Kudos to Shudder for putting together great panels this year, and their "Scary Good TV: A Conversation with Horror's Top Showrunners" panel for Comic-Con@Home was the definition of great just from the cast alone. Moderator Tananarive Due and showrunners Nick Antosca (Channel Zero), Meredith Averill (Locke & Key), Don Mancini (Chucky), Greg Nicotero (Creepshow) and Jami O'Brien (NOS4A2) "offer their unique insights on why horror TV is having a moment and what it takes to create the kind of terrifying shows that keep viewers coming back episode after episode." Let's dive in then!
They go into what horror has evolved into by way of touching what horror is rooted in – the everyday. It creates a space to deal with the fear and terror of normal occurrences, like your teenage daughter changing? The Exorcist. A father not being as loving as he should? The Shining. "In horror, we can explore the sense of pervasive dread all around us, which is more true right now more than ever." blue shirt beard guy
But where horror took a turn was in the primary fan base and demographic. Prior to the horror boom of the 70s and 80s, "A lot of kids that were playing 'House of the Dead' or 'Resident Evil'… they bridged that gap, where traditionally zombie stuff was guys who grew up on George Romero stuff, now all of a sudden it was open to a newer audience. I do think that horror video games did do a lot for opening up horror television."
This has led to exploring a lot of stories with children as nearly all the shows represented on the panel deal with children in some capacity. Mancini has insight on that. "Part of what's so interesting about it is just that juxtaposition of the relative or perceived innocence of childhood set against whatever the evil is you're depicting in your specific story." It's really a battle of good vs evil and children personify that, just as a visual and narrative shorthand.

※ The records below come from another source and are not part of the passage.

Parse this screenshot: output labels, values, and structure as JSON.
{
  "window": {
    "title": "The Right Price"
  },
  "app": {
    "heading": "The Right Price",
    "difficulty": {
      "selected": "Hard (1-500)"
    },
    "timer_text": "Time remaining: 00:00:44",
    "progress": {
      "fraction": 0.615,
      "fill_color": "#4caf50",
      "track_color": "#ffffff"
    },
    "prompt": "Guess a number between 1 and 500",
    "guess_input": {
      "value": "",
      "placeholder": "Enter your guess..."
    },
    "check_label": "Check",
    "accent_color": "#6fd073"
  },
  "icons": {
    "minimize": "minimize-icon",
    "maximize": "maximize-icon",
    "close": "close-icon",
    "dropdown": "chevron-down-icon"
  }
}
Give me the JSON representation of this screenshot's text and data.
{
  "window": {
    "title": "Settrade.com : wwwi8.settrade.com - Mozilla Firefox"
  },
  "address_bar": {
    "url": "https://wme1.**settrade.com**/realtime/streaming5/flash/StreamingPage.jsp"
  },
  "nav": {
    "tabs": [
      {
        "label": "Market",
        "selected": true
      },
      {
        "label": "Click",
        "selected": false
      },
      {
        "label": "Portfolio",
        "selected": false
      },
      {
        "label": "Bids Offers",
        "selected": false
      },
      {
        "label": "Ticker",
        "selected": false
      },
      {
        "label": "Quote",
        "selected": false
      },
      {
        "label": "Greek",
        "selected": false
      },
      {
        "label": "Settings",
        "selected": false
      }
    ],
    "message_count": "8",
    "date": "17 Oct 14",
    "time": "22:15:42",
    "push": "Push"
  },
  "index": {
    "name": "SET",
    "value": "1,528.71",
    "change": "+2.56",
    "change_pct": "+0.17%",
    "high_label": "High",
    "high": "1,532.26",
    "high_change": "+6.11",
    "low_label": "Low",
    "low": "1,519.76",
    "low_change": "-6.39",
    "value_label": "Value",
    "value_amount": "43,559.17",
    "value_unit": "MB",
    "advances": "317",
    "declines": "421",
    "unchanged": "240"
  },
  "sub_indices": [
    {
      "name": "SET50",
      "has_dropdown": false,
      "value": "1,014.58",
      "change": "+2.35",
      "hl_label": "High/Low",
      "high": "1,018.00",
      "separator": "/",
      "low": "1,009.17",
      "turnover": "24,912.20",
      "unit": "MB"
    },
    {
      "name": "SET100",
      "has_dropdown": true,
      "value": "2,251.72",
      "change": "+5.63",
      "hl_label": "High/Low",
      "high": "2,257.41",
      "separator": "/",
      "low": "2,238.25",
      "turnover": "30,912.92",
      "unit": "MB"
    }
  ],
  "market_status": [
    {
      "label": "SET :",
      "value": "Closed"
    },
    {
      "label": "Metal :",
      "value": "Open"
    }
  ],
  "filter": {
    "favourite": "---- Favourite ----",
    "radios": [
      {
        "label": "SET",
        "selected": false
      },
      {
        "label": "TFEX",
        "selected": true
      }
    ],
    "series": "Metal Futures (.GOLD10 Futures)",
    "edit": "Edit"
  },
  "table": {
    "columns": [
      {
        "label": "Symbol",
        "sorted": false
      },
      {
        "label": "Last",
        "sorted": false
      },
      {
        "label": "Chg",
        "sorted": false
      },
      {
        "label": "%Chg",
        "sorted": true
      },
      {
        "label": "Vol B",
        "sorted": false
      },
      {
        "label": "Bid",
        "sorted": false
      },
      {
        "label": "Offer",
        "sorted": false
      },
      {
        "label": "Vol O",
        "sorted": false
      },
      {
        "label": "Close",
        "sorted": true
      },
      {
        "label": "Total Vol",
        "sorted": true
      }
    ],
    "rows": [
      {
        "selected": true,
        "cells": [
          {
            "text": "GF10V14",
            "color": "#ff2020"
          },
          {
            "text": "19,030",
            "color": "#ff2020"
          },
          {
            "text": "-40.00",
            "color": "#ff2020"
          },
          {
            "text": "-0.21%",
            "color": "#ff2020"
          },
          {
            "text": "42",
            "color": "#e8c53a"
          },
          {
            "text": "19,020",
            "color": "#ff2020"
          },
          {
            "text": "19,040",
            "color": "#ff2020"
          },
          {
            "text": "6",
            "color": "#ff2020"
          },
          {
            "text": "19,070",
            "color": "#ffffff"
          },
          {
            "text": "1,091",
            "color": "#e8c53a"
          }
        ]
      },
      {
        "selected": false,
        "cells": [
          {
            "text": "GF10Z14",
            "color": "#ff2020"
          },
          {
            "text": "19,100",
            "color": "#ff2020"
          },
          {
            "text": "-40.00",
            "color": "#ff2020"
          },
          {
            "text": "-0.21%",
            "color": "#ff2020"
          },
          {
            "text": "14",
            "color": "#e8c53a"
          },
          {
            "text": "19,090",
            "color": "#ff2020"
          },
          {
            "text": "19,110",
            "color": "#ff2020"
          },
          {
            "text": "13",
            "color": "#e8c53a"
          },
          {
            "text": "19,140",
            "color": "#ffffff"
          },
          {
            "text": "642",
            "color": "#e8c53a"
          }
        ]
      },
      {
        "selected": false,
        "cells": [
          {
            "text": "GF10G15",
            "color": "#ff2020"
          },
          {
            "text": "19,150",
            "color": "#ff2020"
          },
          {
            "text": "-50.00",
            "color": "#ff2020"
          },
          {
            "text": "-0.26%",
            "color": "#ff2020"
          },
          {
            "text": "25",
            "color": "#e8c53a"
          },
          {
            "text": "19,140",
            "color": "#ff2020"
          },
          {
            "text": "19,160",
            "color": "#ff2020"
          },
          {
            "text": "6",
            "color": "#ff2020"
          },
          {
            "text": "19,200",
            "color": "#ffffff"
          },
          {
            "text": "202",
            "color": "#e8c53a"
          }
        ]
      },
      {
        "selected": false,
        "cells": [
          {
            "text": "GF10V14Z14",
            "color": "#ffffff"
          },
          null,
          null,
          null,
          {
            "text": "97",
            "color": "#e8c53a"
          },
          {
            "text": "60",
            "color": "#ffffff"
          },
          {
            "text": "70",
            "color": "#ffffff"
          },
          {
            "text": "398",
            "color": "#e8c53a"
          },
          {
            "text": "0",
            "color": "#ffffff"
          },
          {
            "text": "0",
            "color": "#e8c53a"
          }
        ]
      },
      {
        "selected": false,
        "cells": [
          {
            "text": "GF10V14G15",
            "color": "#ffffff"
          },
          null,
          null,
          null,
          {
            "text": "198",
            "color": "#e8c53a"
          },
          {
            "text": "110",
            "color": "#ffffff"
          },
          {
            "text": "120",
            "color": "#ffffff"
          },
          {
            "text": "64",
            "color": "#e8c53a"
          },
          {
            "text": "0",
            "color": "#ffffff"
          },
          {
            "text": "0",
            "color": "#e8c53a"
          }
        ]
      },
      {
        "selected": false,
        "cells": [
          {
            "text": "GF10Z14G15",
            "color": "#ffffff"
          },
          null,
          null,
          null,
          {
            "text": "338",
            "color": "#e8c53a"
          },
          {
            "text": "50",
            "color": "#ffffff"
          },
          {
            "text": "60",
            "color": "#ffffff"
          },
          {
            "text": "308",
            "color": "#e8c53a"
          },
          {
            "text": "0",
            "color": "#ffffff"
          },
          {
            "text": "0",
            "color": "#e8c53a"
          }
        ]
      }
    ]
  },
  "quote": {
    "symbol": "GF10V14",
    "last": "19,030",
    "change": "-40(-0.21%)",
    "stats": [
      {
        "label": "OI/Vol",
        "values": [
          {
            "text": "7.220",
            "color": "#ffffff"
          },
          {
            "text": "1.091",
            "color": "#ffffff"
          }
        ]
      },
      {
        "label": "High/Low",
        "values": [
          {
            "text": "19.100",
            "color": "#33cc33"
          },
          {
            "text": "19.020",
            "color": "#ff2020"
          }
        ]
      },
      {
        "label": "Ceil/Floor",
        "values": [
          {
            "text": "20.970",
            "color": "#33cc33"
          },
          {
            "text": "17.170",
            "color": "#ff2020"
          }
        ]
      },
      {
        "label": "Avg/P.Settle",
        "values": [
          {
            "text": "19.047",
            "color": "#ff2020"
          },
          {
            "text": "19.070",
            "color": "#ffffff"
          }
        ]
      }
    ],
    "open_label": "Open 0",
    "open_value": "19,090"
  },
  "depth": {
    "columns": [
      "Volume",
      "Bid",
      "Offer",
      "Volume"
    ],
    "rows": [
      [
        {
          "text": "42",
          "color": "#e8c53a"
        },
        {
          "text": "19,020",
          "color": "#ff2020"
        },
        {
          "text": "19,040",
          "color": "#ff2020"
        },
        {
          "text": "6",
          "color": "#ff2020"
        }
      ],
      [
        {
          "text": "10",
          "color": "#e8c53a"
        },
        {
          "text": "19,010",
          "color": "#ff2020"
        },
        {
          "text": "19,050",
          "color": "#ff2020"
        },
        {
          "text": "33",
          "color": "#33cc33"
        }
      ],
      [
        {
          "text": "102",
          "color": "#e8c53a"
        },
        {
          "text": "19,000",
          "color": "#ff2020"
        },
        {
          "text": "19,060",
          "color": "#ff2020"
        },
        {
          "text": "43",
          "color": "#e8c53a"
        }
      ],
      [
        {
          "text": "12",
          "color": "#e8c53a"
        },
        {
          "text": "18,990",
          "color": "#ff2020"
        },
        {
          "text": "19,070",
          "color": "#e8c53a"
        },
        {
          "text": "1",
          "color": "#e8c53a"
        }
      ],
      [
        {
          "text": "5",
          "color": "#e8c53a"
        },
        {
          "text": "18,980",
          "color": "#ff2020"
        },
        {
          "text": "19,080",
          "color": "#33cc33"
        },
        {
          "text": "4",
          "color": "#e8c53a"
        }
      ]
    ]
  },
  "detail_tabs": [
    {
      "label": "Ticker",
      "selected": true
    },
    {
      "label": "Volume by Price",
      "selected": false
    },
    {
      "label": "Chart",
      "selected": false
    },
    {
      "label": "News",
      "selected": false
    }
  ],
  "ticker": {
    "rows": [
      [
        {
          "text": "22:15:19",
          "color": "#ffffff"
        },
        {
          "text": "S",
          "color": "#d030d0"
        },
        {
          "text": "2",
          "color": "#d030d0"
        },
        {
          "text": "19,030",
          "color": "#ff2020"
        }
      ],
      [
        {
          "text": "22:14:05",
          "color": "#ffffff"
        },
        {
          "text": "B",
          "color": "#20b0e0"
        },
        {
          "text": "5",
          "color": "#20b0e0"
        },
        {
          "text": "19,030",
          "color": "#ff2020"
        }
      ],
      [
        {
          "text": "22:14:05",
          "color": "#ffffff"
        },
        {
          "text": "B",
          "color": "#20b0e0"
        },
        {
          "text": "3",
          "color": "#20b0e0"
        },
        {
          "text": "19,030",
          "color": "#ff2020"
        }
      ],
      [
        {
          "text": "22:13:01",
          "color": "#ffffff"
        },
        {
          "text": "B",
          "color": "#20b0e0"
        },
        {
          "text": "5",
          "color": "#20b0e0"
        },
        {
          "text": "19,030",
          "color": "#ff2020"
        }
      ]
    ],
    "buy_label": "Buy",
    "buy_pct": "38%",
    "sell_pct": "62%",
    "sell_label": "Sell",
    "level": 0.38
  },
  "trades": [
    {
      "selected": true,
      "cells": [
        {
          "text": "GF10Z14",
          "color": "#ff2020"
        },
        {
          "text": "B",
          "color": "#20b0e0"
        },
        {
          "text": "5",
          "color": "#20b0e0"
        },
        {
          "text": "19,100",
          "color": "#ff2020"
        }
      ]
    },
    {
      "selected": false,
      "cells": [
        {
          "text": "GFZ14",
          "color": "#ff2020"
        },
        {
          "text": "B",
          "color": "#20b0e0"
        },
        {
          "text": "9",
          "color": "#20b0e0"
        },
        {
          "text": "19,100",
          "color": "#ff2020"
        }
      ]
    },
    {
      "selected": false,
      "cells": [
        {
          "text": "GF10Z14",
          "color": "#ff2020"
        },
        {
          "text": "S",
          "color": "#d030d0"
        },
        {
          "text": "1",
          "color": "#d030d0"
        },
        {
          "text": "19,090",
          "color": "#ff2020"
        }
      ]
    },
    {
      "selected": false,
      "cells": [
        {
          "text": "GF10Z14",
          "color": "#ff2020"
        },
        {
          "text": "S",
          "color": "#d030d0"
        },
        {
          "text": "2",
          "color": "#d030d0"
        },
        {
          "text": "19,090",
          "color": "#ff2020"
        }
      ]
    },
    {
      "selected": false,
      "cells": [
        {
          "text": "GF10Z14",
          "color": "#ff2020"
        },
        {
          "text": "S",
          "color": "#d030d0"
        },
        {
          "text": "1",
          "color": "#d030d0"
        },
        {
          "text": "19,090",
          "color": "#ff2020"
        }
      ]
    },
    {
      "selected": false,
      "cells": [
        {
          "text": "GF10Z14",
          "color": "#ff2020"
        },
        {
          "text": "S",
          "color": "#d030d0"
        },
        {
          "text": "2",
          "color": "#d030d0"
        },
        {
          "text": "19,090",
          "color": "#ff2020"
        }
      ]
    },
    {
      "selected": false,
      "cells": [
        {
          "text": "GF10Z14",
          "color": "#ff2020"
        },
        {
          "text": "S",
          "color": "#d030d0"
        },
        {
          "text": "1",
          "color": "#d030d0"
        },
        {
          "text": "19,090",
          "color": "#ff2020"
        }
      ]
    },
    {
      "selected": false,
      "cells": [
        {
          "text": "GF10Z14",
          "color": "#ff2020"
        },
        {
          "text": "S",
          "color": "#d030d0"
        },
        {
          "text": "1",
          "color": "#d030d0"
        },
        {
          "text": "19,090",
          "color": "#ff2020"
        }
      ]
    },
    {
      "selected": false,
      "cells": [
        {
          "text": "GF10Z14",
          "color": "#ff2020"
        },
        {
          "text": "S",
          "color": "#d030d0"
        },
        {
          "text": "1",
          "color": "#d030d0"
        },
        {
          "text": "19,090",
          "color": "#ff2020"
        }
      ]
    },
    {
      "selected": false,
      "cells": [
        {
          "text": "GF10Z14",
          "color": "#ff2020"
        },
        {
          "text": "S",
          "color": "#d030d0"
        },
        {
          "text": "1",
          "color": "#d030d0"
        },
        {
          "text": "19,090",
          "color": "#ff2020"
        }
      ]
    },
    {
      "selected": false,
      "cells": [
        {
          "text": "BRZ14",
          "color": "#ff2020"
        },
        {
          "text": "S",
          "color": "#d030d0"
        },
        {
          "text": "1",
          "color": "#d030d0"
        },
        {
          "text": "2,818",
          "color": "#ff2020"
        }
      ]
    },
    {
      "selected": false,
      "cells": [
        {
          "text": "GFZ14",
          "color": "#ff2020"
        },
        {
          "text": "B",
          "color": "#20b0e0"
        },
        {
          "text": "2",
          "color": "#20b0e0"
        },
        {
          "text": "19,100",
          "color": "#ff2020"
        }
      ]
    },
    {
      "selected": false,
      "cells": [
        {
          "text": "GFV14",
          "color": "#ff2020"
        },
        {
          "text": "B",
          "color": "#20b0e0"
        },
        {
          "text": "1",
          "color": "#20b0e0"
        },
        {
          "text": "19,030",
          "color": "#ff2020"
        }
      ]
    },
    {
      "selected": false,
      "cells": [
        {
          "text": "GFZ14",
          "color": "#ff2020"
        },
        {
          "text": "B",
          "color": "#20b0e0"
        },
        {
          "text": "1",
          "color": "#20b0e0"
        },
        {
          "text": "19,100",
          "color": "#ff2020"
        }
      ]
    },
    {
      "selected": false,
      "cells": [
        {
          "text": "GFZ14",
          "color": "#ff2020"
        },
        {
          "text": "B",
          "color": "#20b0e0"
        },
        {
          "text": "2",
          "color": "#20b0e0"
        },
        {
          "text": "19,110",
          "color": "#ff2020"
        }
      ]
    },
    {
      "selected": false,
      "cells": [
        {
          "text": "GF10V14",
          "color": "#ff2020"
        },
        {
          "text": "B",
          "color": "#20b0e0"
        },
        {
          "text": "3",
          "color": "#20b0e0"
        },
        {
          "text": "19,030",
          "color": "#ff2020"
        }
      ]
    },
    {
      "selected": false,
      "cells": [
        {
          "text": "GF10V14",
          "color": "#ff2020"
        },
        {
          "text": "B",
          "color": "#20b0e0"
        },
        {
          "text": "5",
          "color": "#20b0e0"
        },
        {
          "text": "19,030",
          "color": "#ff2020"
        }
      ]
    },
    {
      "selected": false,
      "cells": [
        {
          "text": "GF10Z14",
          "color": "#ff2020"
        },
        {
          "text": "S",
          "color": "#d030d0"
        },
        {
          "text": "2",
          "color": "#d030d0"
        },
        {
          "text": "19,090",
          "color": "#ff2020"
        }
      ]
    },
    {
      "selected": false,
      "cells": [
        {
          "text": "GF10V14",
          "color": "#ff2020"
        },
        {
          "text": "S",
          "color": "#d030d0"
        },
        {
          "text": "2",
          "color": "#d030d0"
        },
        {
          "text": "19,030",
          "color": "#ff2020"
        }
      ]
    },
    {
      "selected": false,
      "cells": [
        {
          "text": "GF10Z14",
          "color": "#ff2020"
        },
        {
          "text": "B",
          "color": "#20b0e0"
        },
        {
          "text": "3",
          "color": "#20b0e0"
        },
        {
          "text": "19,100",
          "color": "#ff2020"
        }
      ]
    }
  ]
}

Nicotero chimed in and mentioned that when writers pitched stories for Creepshow, he was surprised at how many of them dealt with kids in their high school years or younger. Production-wise, he said it was tricky to shoot horror with kids but when developing season 2, all the stories have kids and it's that playing with innocence and the "wide-eyed wonder of believability" quality that kids represent that makes it so appealing to the genre. There's so much more in this panel and everyone has such good thoughts on the genre and insights to their specific shows. They discuss the challenges of bringing horror to television and what the challenges of those scares are, the depth of story possible with television, and how they tackle issues through the unique prism of horror.